IFML Researchers Win Two Outstanding Paper Awards at NeurIPS 2022

For the second consecutive year, IFML researchers won top honors at NeurIPS, the Conference and Workshop on Neural Information Processing Systems.

Jay Whang, a fourth-year Ph.D. student in Computer Science at UT Austin who is advised by IFML co-director Alex Dimakis, was part of the team that earned an outstanding paper award for Photorealistic Text-to-Image Diffusion Models with Deep Language Understanding. Conference judges stated: "This paper proposes a text-to-image diffusion model (Imagen) that generates high-fidelity images that accurately match the prompts. The work uses powerful language models (T5-XXL) that have been trained on text corpora that eventually aids in improved language understanding of the final model. Additionally, the paper makes modifications to the existing diffusion models by having dynamic thresholding along with some architectural changes to the U-Net to make it more efficient. With this work, Imagen becomes the state-of-the-art on MS-COCO based on the FID scores surpassing the models that are trained on it. The authors further introduce a benchmark, DrawBench, to evaluate the quality and accuracy of the image synthesis for a battery of challenging prompts. The results are impressive and of interest to a broad audience."

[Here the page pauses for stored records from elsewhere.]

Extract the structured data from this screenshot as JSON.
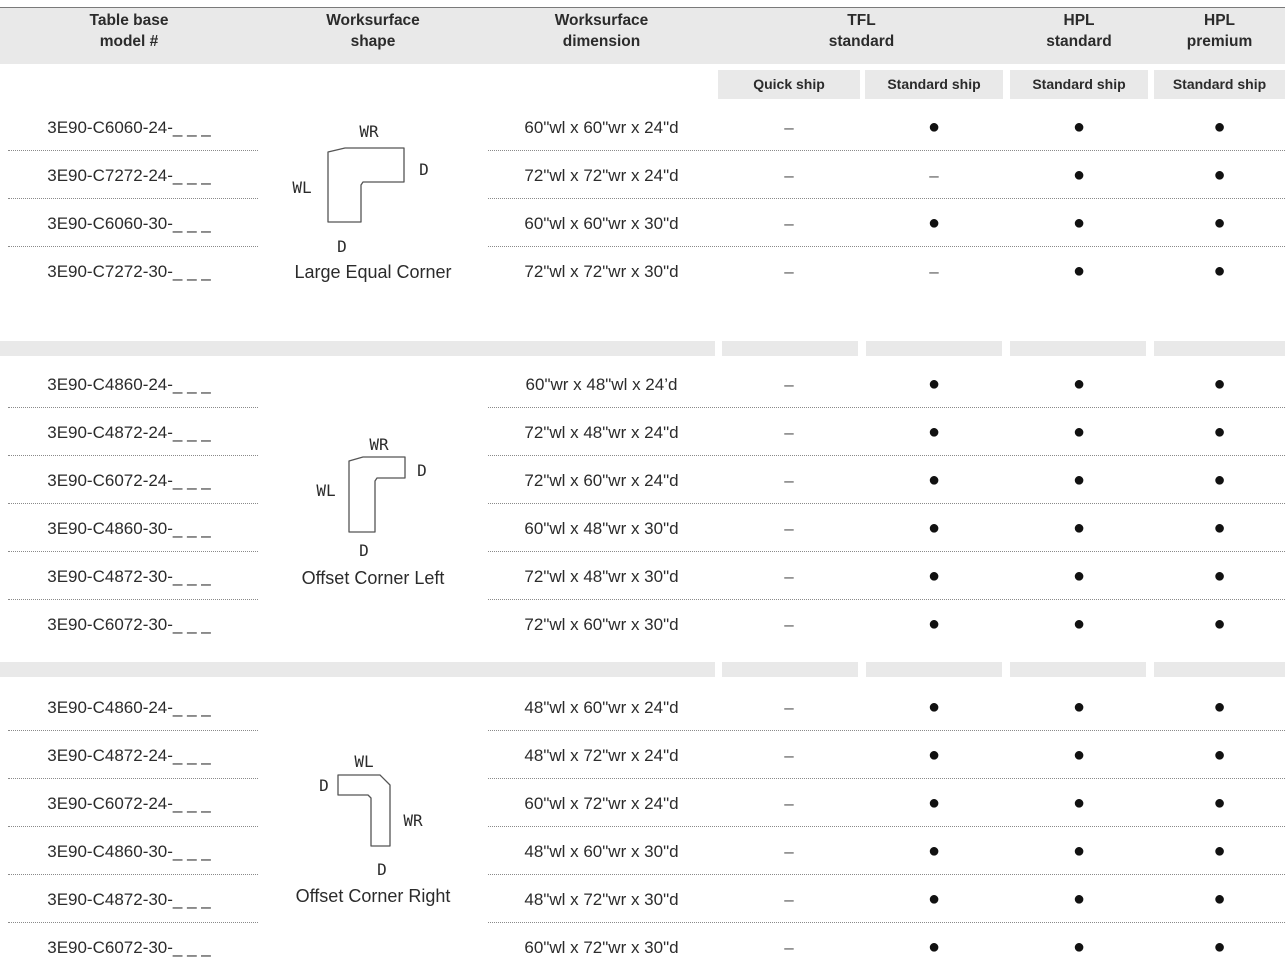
{
  "headers": {
    "model": "Table base\nmodel #",
    "shape": "Worksurface\nshape",
    "dimension": "Worksurface\ndimension",
    "tfl": "TFL\nstandard",
    "hpl_std": "HPL\nstandard",
    "hpl_prem": "HPL\npremium"
  },
  "subheaders": {
    "quick": "Quick ship",
    "tfl_std": "Standard ship",
    "hpl_std": "Standard ship",
    "hpl_prem": "Standard ship"
  },
  "symbols": {
    "dash": "–",
    "dot": "●"
  },
  "groups": [
    {
      "shape_name": "Large Equal Corner",
      "shape_labels": {
        "top": "WR",
        "side": "WL",
        "right": "D",
        "bottom": "D"
      },
      "rows": [
        {
          "model": "3E90-C6060-24-_ _ _",
          "dimension": "60\"wl x 60\"wr x 24\"d",
          "quick": "–",
          "tfl": "●",
          "hpl_std": "●",
          "hpl_prem": "●"
        },
        {
          "model": "3E90-C7272-24-_ _ _",
          "dimension": "72\"wl x 72\"wr x 24\"d",
          "quick": "–",
          "tfl": "–",
          "hpl_std": "●",
          "hpl_prem": "●"
        },
        {
          "model": "3E90-C6060-30-_ _ _",
          "dimension": "60\"wl x 60\"wr x 30\"d",
          "quick": "–",
          "tfl": "●",
          "hpl_std": "●",
          "hpl_prem": "●"
        },
        {
          "model": "3E90-C7272-30-_ _ _",
          "dimension": "72\"wl x 72\"wr x 30\"d",
          "quick": "–",
          "tfl": "–",
          "hpl_std": "●",
          "hpl_prem": "●"
        }
      ]
    },
    {
      "shape_name": "Offset Corner Left",
      "shape_labels": {
        "top": "WR",
        "side": "WL",
        "right": "D",
        "bottom": "D"
      },
      "rows": [
        {
          "model": "3E90-C4860-24-_ _ _",
          "dimension": "60\"wr x 48\"wl x 24’d",
          "quick": "–",
          "tfl": "●",
          "hpl_std": "●",
          "hpl_prem": "●"
        },
        {
          "model": "3E90-C4872-24-_ _ _",
          "dimension": "72\"wl x 48\"wr x 24\"d",
          "quick": "–",
          "tfl": "●",
          "hpl_std": "●",
          "hpl_prem": "●"
        },
        {
          "model": "3E90-C6072-24-_ _ _",
          "dimension": "72\"wl x 60\"wr x 24\"d",
          "quick": "–",
          "tfl": "●",
          "hpl_std": "●",
          "hpl_prem": "●"
        },
        {
          "model": "3E90-C4860-30-_ _ _",
          "dimension": "60\"wl x 48\"wr x 30\"d",
          "quick": "–",
          "tfl": "●",
          "hpl_std": "●",
          "hpl_prem": "●"
        },
        {
          "model": "3E90-C4872-30-_ _ _",
          "dimension": "72\"wl x 48\"wr x 30\"d",
          "quick": "–",
          "tfl": "●",
          "hpl_std": "●",
          "hpl_prem": "●"
        },
        {
          "model": "3E90-C6072-30-_ _ _",
          "dimension": "72\"wl x 60\"wr x 30\"d",
          "quick": "–",
          "tfl": "●",
          "hpl_std": "●",
          "hpl_prem": "●"
        }
      ]
    },
    {
      "shape_name": "Offset Corner Right",
      "shape_labels": {
        "top": "WL",
        "side": "D",
        "right": "WR",
        "bottom": "D"
      },
      "rows": [
        {
          "model": "3E90-C4860-24-_ _ _",
          "dimension": "48\"wl x 60\"wr x 24\"d",
          "quick": "–",
          "tfl": "●",
          "hpl_std": "●",
          "hpl_prem": "●"
        },
        {
          "model": "3E90-C4872-24-_ _ _",
          "dimension": "48\"wl x 72\"wr x 24\"d",
          "quick": "–",
          "tfl": "●",
          "hpl_std": "●",
          "hpl_prem": "●"
        },
        {
          "model": "3E90-C6072-24-_ _ _",
          "dimension": "60\"wl x 72\"wr x 24\"d",
          "quick": "–",
          "tfl": "●",
          "hpl_std": "●",
          "hpl_prem": "●"
        },
        {
          "model": "3E90-C4860-30-_ _ _",
          "dimension": "48\"wl x 60\"wr x 30\"d",
          "quick": "–",
          "tfl": "●",
          "hpl_std": "●",
          "hpl_prem": "●"
        },
        {
          "model": "3E90-C4872-30-_ _ _",
          "dimension": "48\"wl x 72\"wr x 30\"d",
          "quick": "–",
          "tfl": "●",
          "hpl_std": "●",
          "hpl_prem": "●"
        },
        {
          "model": "3E90-C6072-30-_ _ _",
          "dimension": "60\"wl x 72\"wr x 30\"d",
          "quick": "–",
          "tfl": "●",
          "hpl_std": "●",
          "hpl_prem": "●"
        }
      ]
    }
  ],
  "colors": {
    "header_bg": "#e9e9e9",
    "text": "#2b2b2b"
  }
}
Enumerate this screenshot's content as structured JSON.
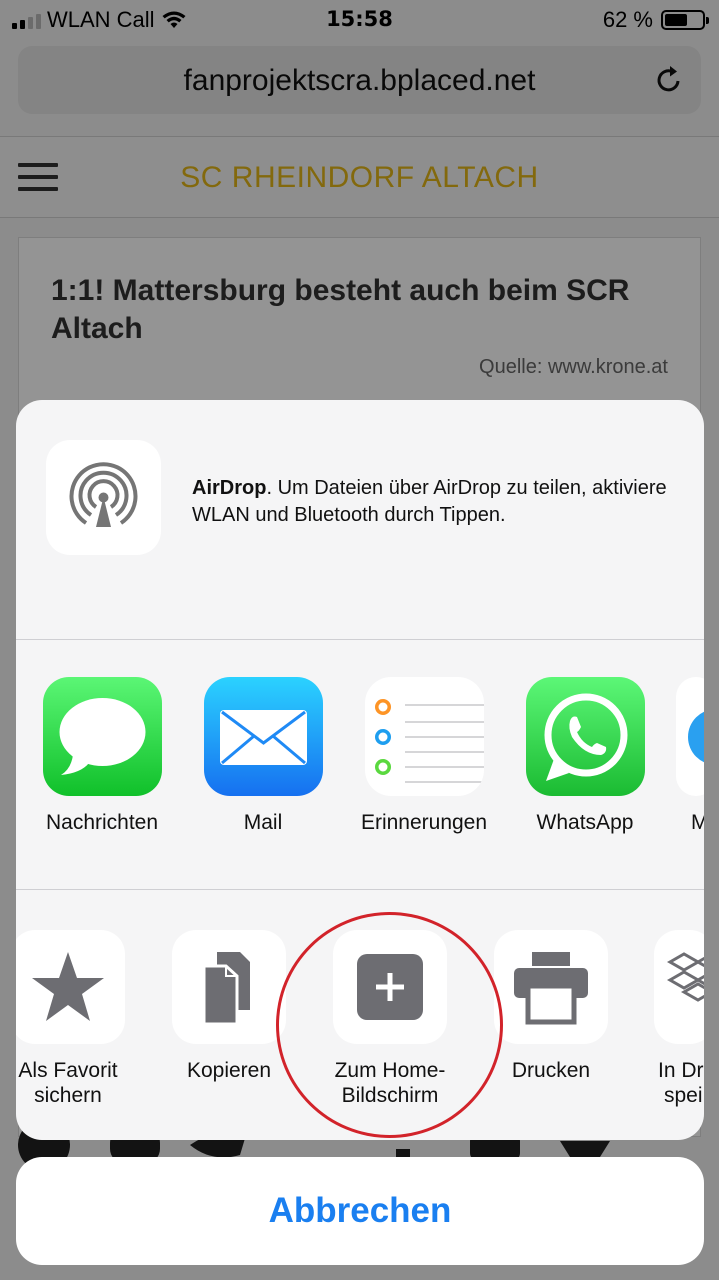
{
  "status_bar": {
    "carrier": "WLAN Call",
    "time": "15:58",
    "battery_percent": "62 %",
    "battery_level": 0.62
  },
  "browser": {
    "url": "fanprojektscra.bplaced.net",
    "reload_icon": "reload-icon"
  },
  "site": {
    "title": "SC RHEINDORF ALTACH",
    "title_color": "#e2b517",
    "menu_icon": "hamburger-menu-icon"
  },
  "article": {
    "title": "1:1! Mattersburg besteht auch beim SCR Altach",
    "source": "Quelle: www.krone.at"
  },
  "share_sheet": {
    "airdrop": {
      "bold": "AirDrop",
      "text": ". Um Dateien über AirDrop zu teilen, aktiviere WLAN und Bluetooth durch Tippen."
    },
    "apps": [
      {
        "label": "Nachrichten",
        "icon": "messages-icon"
      },
      {
        "label": "Mail",
        "icon": "mail-icon"
      },
      {
        "label": "Erinnerungen",
        "icon": "reminders-icon"
      },
      {
        "label": "WhatsApp",
        "icon": "whatsapp-icon"
      },
      {
        "label": "M",
        "icon": "partial-app-icon"
      }
    ],
    "actions": [
      {
        "line1": "Als Favorit",
        "line2": "sichern",
        "icon": "star-icon"
      },
      {
        "line1": "Kopieren",
        "line2": "",
        "icon": "copy-icon"
      },
      {
        "line1": "Zum Home-",
        "line2": "Bildschirm",
        "icon": "add-to-home-icon"
      },
      {
        "line1": "Drucken",
        "line2": "",
        "icon": "print-icon"
      },
      {
        "line1": "In Dr",
        "line2": "spei",
        "icon": "dropbox-icon"
      }
    ],
    "cancel_label": "Abbrechen",
    "accent_color": "#1a7ff0",
    "highlight_color": "#d2232a"
  }
}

IFML member Ludwig Schmidt, assistant professor in computer science at the University of Washington, won In the Outstanding Datasets and Benchmarks Papers category for his contribution to LAION-5B: An open large-scale dataset for training next generation image-text models.

LAION-5B is an open, publicly available dataset of 5.8 billion CLIP-filtered image-text pairs, 14x bigger than LAION-400M, previously the largest openly accessible image-text dataset in the world. Studying the training and capabilities of language-vision architectures, such as CLIP and DALL-E, requires datasets containing billions of image-text pairs. Until now, no datasets of this size have been made openly available for the broader research community. This work presents LAION-5B, a dataset consisting of 5.85 billion CLIP-filtered image-text pairs, aimed at democratizing research on large-scale multi-modal models. NeurIPS judges noted, “the authors use this data to successfully replicate foundational models such as CLIP, GLIDE and Stable Diffusion, provide several nearest neighbor indices, as well as an improved web-interface, and detection scores for watermark, NSFW, and toxic content detection.”


Many congratulations to the winners!